My version of Li-ion modules for Toyota/Prius NiMH

A year ago I met the owner of a Toyota Auris hybrid who challenged me to make something to adapt lithium to his car, and as the owner of a lithium battery manufacturing company, I accepted the challenge.

I was already familiar with NextPower Cell, but in Europe (I'm from Spain), it's almost impossible to find. I bought a couple of individual modules to see how they did it, but I didn't like either the cell type or their construction.

I decided on 21700 high-discharge Li-ion batteries with copper screws. After passing all the tests required to be sold in Europe (CE and IEC), this is the result.

We come from this thread
Lithium or sodium for replacement | Page 5 | PriusChat

 

we were discussing this project in another thread. I'm leaving a screenshot of what I'm responding to in this message.

The car only measures voltage every 12 1.2V series. If that isn't a problem, it isn't in my version.

Many have criticized me in other forums regarding the lack of balancing and the risk of the cells exceeding 4.2V. The truth is, this is the result of not understanding everything that's happening overall.

Project Lithium uses Lifepo4 technology because it's safer than Li-ion. This safety comes from its lower energy density, which makes it safer compared to other technologies, but it has certain problems. Lifepo4 has a very long lifespan, but its maximum discharge is about 2C (if a battery has 10Ah, its maximum discharge is 20A). The car can demand up to 100A for a few seconds of discharge and about 50A for charging. It's simply a technology that can't tolerate the usage it's being put to. Furthermore, the voltage doesn't match. An original module has a nominal 7.2V, while LiFePO4 has a nominal 3.2V. You can either use 2S and get 6.4V, or 3S and you end up with 9.6V.

LiFePO4 has another problem: it doesn't tolerate overvoltage well. When exposed to overvoltage, the battery tends to swell and even explode, something that doesn't happen to Li-Ion. Plus, Project Lithium modules don't respect the car's cooling system.

The bottom line is that Project Lithium's bad reputation stems from insisting, insisting, and insisting on a "safer" technology, which ceases to be safe when they demand 5 times what the battery can offer.

Now my version: My idea was to create a cheaper replacement for the original Toyota replacement, not to improve fuel consumption, not to make the car more responsive, nor to create a BMS system with active/passive balancing. I just wanted a cheap replacement.

Seeing the problems Project Lithium had, I decided on Li-ion. Why?

1st: It matches the voltage perfectly. An original module is 7.2V (6 cells of 1.2V). Li-ion has a nominal voltage of 3.6V, 3.6*2 equals 7.2V. Perfect fit, no problems with the BMS.

2nd Discharge: 3P of 21700 cells rated at 50A deliver a peak discharge of 150A with a capacity of 12Ah. The car requires a maximum of 100A, so the margin is healthy.

Furthermore, since the cells are cylindrical, the module has vents both at the bottom and top, allowing air to flow through while respecting the car's cooling system. Tested during the Spanish summer, and with the temperature sensor inside the module, it never exceeded 45°C.

Regarding the danger of not having a balance, a well-made battery doesn't need any kind of balancing, and cheap plates like the ones that could fit inside the module are so poor and slow that, in my experience, they damage more than they fix. My project wasn't about creating a new BMS; that would only make the project more expensive and prevent any workshop from wanting to install it.

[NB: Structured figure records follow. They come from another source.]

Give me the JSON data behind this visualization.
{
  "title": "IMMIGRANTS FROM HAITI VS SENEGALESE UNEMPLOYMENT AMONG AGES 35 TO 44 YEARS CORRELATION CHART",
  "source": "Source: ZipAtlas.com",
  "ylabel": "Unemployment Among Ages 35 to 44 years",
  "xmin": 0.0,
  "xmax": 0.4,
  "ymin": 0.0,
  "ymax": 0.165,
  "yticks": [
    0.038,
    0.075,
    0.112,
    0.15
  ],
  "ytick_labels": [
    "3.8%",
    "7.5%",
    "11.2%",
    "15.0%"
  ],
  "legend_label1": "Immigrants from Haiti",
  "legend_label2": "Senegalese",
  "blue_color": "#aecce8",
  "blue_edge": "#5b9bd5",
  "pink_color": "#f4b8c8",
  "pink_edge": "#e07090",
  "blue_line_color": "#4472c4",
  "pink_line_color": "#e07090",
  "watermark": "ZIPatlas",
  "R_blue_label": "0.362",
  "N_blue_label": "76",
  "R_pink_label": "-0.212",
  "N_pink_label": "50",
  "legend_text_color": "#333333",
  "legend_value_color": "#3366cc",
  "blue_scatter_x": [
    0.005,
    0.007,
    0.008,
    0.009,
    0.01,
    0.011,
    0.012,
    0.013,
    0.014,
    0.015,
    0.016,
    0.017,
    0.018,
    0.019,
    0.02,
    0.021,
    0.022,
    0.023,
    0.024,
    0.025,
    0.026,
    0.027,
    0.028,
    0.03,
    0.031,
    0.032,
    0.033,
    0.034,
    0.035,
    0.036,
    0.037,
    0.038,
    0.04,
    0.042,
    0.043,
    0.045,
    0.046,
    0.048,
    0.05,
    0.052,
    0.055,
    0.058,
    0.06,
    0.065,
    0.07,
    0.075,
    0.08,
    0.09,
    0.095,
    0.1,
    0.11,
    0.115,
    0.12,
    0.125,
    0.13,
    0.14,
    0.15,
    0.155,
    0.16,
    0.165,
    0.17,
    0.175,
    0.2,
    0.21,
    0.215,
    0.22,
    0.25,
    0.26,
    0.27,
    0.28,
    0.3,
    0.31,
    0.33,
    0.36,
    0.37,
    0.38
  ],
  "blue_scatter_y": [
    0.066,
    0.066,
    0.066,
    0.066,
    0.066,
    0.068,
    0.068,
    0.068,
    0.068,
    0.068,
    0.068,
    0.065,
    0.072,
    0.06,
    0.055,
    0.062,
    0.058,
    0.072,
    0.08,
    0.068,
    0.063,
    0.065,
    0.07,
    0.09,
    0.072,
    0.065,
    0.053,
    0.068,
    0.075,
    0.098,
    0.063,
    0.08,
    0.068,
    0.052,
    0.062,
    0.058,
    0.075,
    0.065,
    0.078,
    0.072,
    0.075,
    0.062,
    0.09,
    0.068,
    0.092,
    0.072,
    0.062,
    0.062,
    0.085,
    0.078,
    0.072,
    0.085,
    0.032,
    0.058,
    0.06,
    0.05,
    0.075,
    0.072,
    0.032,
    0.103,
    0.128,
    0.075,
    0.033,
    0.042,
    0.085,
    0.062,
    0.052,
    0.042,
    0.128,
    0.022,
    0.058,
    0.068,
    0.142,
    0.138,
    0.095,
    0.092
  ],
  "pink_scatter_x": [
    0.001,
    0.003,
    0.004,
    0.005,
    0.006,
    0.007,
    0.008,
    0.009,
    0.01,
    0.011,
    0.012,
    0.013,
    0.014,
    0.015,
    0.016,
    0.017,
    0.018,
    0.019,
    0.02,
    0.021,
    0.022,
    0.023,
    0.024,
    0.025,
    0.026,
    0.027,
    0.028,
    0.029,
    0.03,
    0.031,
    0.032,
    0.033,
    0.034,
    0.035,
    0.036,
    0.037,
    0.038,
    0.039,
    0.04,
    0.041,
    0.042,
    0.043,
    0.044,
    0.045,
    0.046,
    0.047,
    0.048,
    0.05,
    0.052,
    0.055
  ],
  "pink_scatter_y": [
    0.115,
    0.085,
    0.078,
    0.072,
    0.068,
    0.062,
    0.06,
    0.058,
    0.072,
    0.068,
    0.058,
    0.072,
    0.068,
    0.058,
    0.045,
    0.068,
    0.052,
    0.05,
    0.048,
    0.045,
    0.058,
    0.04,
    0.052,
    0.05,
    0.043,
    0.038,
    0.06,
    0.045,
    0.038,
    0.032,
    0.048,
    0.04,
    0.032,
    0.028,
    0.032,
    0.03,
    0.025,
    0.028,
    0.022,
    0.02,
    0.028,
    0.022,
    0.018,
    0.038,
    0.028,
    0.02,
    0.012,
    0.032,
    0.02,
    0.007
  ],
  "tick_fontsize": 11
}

It would be nice to be able to upgrade your new car with that technology, yes. But it's not necessary in this case. Since the voltage curves of Ni-Mh and Li-Ion are the same, if there were any errors, they would pop up just like they do in the original battery. I've been testing for months without any errors precisely because they meet all the above requirements.

Furthermore, Li-Ion doesn't explode, burn, or combust under overvoltage. For example, this appears in a datasheet.

9.1 Overcharge test
Test method: Cell is to be discharged at a constant current of 0.8A to 2.5V. The cell is then to be charged with 20V and 18A. Charging duration is to be 7 hours.
Criteria: No fire and no explosion.
Overcharge test must be performed with the UL1642 standard.

For all these reasons, it infuriates me at the bad reputation this type of project has received due to poor chemical decisions from the start.